If you’ve ever bitten into a plump strawberry picked fresh off the vine, revealing it’s vibrant ruby-red inside, then you’ve tasted one divine and decadent benefit of eating with the seasons. But sadly, this experience is often the exception. These days, unless you’re growing food in your own garden or picking it up from a farmers market, it’s likely that your produce has traveled thousands of miles to reach your plate.

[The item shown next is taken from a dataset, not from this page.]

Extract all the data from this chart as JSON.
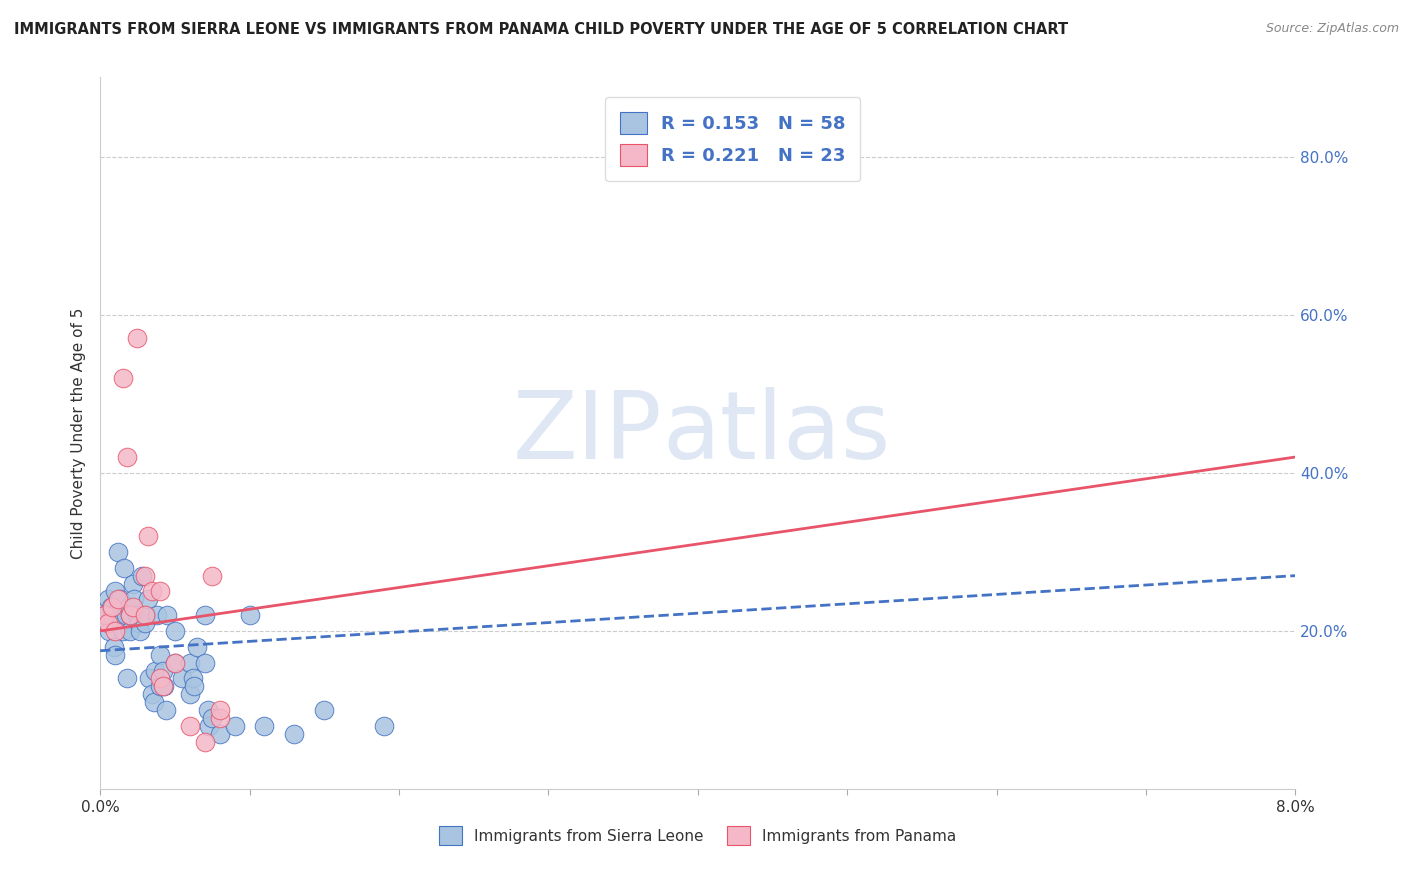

The implications of this circumstance are multi-fold. To begin, your food contributes to greenhouse gas emissions as it is shipped, driven, or even flown over states and continents – 1,500 miles on average. By default, this often means that your food is from a completely different climate and is already several days or even weeks old by the time you bite into it. Alternatively, when you choose to eat with the seasons you’re automatically opting for more local food, which boosts the local economy, cuts down on greenhouse gas emissions, and provides a host of benefits for your body. Here’s a closer look at the top three benefits of eating with seasons that will keep your body thriving:


1. Optimize Nutrient Content

The beauty of eating plants is that they are abundant in nutrients that support your health. However, if your produce isn’t quick to reach your hands nutrients often diminish. How? Well, first off, produce in season already has higher nutrient content, as revealed by a study that demonstrated broccoli in season has two times the vitamin C content of broccoli out of season. Secondly, to add insult to injury, when your food travels from afar it undergoes a great deal of treatment, packaging, and travel. This only exacerbates the natural decomposition that begins once they’re plucked off the stem or vine. The consequent nutrient loss can be significant. For example, researchers at the Cancer Research Center of Hawaii found that their local mangoes contained 117 percent more vitamin C compared to those imported and their local oranges contained flavonoid levels 150 percent greater than Navel oranges. Additionally, a study from Penn State University found that leafy greens like spinach lost 47 percent of their folate after eight days. Seasonal, local food also helps to mitigate this loss because it avoids the high-yield, quick-growth, and low-cost varieties that large agricultural growers select for that are inherently lower in nutrients.

2. Align Your Nutrient Needs With the Season 

An additional beauty of eating plants is that their availability parallels your body’s needs. There’s a reason you crave a juicy watermelon in the summer and pumpkin-everything in the fall! For example, eating the abundance of leafy greens and fruits that come into season in the spring helps to reduce inflammation which plays a major role in allergies. Then, in the heat of the summer, produce with high water and antioxidant content, like peaches and watermelon, are bountiful, providing hydration and protection from skin damage.  As the leaves begin to change and flu-season kicks in, the fall provides apples that high in quercetin which helps to fight the flu plus there are squashes and sweet potatoes that are high in vitamin C and A and help keep your immune system healthy. When winter rolls around, our bodies need warming root vegetables and high-fat content foods like nuts to keep alleviate the cold, plus high-carbohydrate foods to stimulate serotonin production (one of the “happy hormones”)  that naturally decreases during this time. Plus, eating with the seasons automatically introduces more diversity into your diet, which has been shown to be important in overall health.

3.  Adapt Mindful Eating Habits 

Eating to match our body’s natural rhythms with the rhythms of the seasons helps to foster mindful eating. When we eat with the seasons, we can pay better attention to the foods our bodies are craving rather than eating without intention. Additionally, seasonal foods can match our psychological needs, a fundamental concept of ancient medicines like Ayurvedic medicine. For example, springtime foods are detoxifying, summertime foods are light and cooling, fall foods are grounding, and wintertime foods are heavy and warming. Keeping these trends in mind can help to foster a mind-body connection, helping to foster overall wellness!